出力抵抗を調べるために、アンプ出力に、負荷抵抗をスイッチで断続して、無負荷状態と10KΩ負荷状態を切り替える回路を接続しています。出力抵抗のないオペアンプによるバッファアンプ、バッファアンプ+出力抵抗(100Ω)、出力抵抗(100Ω)を持つオペアンプによるバッファアンプ、の3種の回路を示しています。さらに、オープンループゲインを1000倍、100倍に変えた回路としています。バッファアンプですから、オープンループゲイン=ループゲインとなります。入力はDC1Vです。
負荷状態の変化に伴う、出力電圧の変動を見てください。バッファアンプ+出力抵抗(100Ω)に比べて、出力抵抗(100Ω)を持つオペアンプによるバッファアンプでは、出力電圧変動が極めて小さくなっています。概ね、ループゲイン1000倍では、1/1000、ループゲイン100倍では、1/100、となっていますから、出力抵抗は、「オペアンプ単体の出力抵抗のループゲイン分の一」となっているようです。
上記の結果は、概略の予想ですから、きちんと計算して確かめたいところですが、実務設計においては、出力抵抗を検討する必要がある場合というのは、かなり特殊な案件と思われますので、計算は省略させていただきます。興味がある方は、演習問題として計算してみてください。
今回のまとめ
実際のオペアンプIC単体の出力抵抗を知るには、データシートを見るしかないのですが、記載されていない場合が多いのではないかと思われます。私の知る範囲での話ですが、高速タイプのオペアンプICで、データシートに記載されている例をみると、周波数が高い領域で急激に増加する傾向があるようです。高周波を扱うオペアンプ回路では、動作に影響が出る可能性がありそうですが、前述の通り、私自身は、そのような例の経験はありませんので、これ以上の解説をすることはご容赦ください。
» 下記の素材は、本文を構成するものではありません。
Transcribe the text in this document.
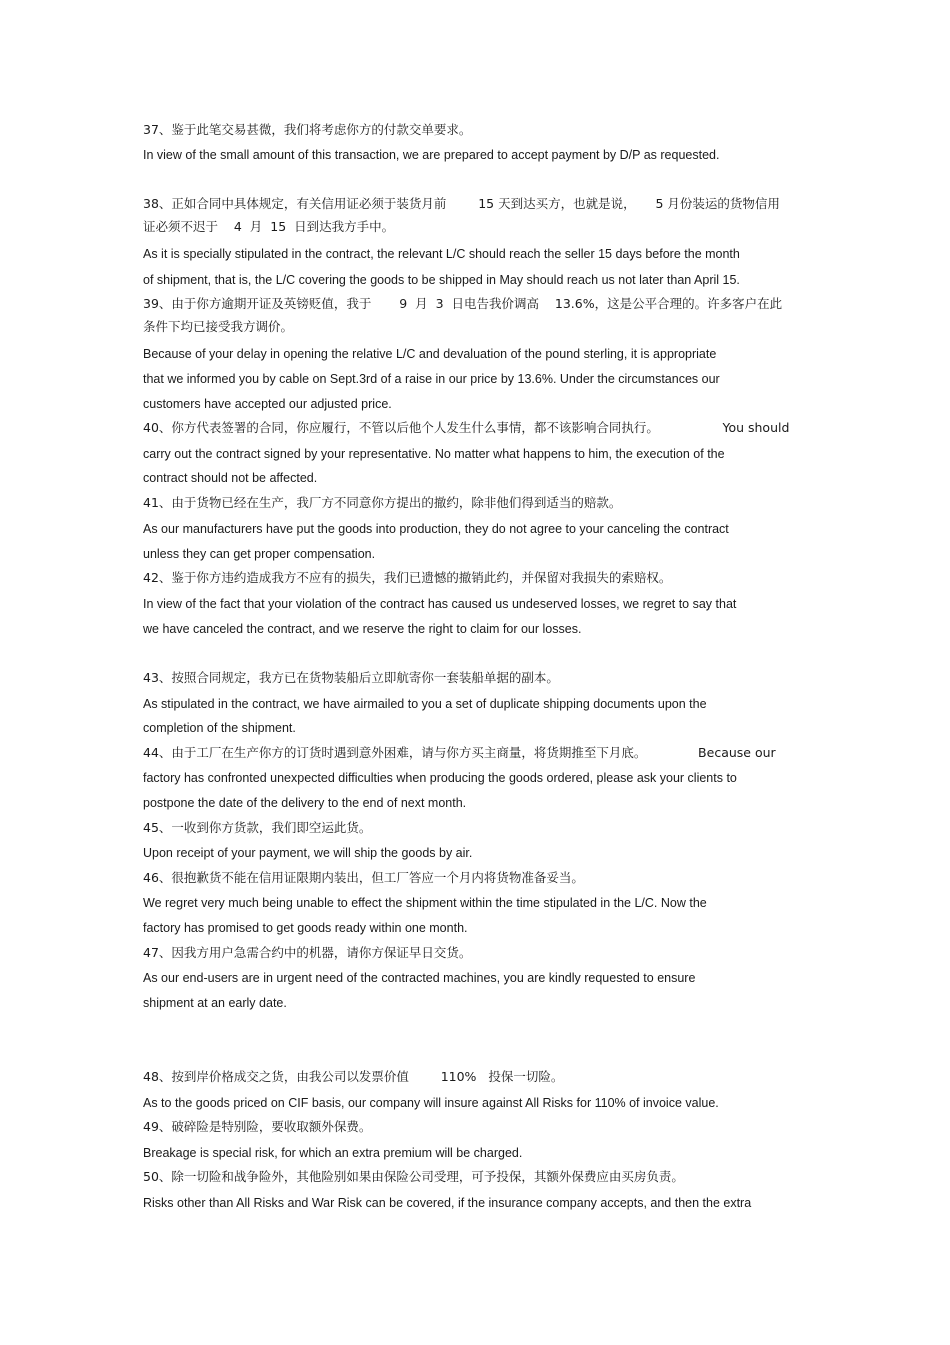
37、鉴于此笔交易甚微，我们将考虑你方的付款交单要求。
In view of the small amount of this transaction, we are prepared to accept payment by D/P as requested.
38、正如合同中具体规定，有关信用证必须于装货月前        15 天到达买方，也就是说，     5 月份装运的货物信用
证必须不迟于    4  月  15  日到达我方手中。
As it is specially stipulated in the contract, the relevant L/C should reach the seller 15 days before the month
of shipment, that is, the L/C covering the goods to be shipped in May should reach us not later than April 15.
39、由于你方逾期开证及英镑贬值，我于       9  月  3  日电告我价调高    13.6%，这是公平合理的。许多客户在此
条件下均已接受我方调价。
Because of your delay in opening the relative L/C and devaluation of the pound sterling, it is appropriate
that we informed you by cable on Sept.3rd of a raise in our price by 13.6%. Under the circumstances our
customers have accepted our adjusted price.
40、你方代表签署的合同，你应履行，不管以后他个人发生什么事情，都不该影响合同执行。                You should
carry out the contract signed by your representative. No matter what happens to him, the execution of the
contract should not be affected.
41、由于货物已经在生产，我厂方不同意你方提出的撤约，除非他们得到适当的赔款。
As our manufacturers have put the goods into production, they do not agree to your canceling the contract
unless they can get proper compensation.
42、鉴于你方违约造成我方不应有的损失，我们已遗憾的撤销此约，并保留对我损失的索赔权。
In view of the fact that your violation of the contract has caused us undeserved losses, we regret to say that
we have canceled the contract, and we reserve the right to claim for our losses.
43、按照合同规定，我方已在货物装船后立即航寄你一套装船单据的副本。
As stipulated in the contract, we have airmailed to you a set of duplicate shipping documents upon the
completion of the shipment.
44、由于工厂在生产你方的订货时遇到意外困难，请与你方买主商量，将货期推至下月底。             Because our
factory has confronted unexpected difficulties when producing the goods ordered, please ask your clients to
postpone the date of the delivery to the end of next month.
45、一收到你方货款，我们即空运此货。
Upon receipt of your payment, we will ship the goods by air.
46、很抱歉货不能在信用证限期内装出，但工厂答应一个月内将货物准备妥当。
We regret very much being unable to effect the shipment within the time stipulated in the L/C. Now the
factory has promised to get goods ready within one month.
47、因我方用户急需合约中的机器，请你方保证早日交货。
As our end-users are in urgent need of the contracted machines, you are kindly requested to ensure
shipment at an early date.
48、按到岸价格成交之货，由我公司以发票价值        110%   投保一切险。
As to the goods priced on CIF basis, our company will insure against All Risks for 110% of invoice value.
49、破碎险是特别险，要收取额外保费。
Breakage is special risk, for which an extra premium will be charged.
50、除一切险和战争险外，其他险别如果由保险公司受理，可予投保，其额外保费应由买房负责。
Risks other than All Risks and War Risk can be covered, if the insurance company accepts, and then the extra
オペアンプ回路の出力特性で、出力抵抗より重要で、かつ、見落としがちな特性に、スルーレートがあります。この特性については、「第30回 スルーレート」を参照してください。
https://www.olinas.co.jp/media/knowledge/a265
次回は、反転アンプ、非反転アンプ以外のオペアンプ応用回路を取り上げてみたいと思います。
今回取り上げましたサンプルファイルを使うには、リニアテクノロジーのサイトよりLTspiceIVをダウンロードしてご利用下さい。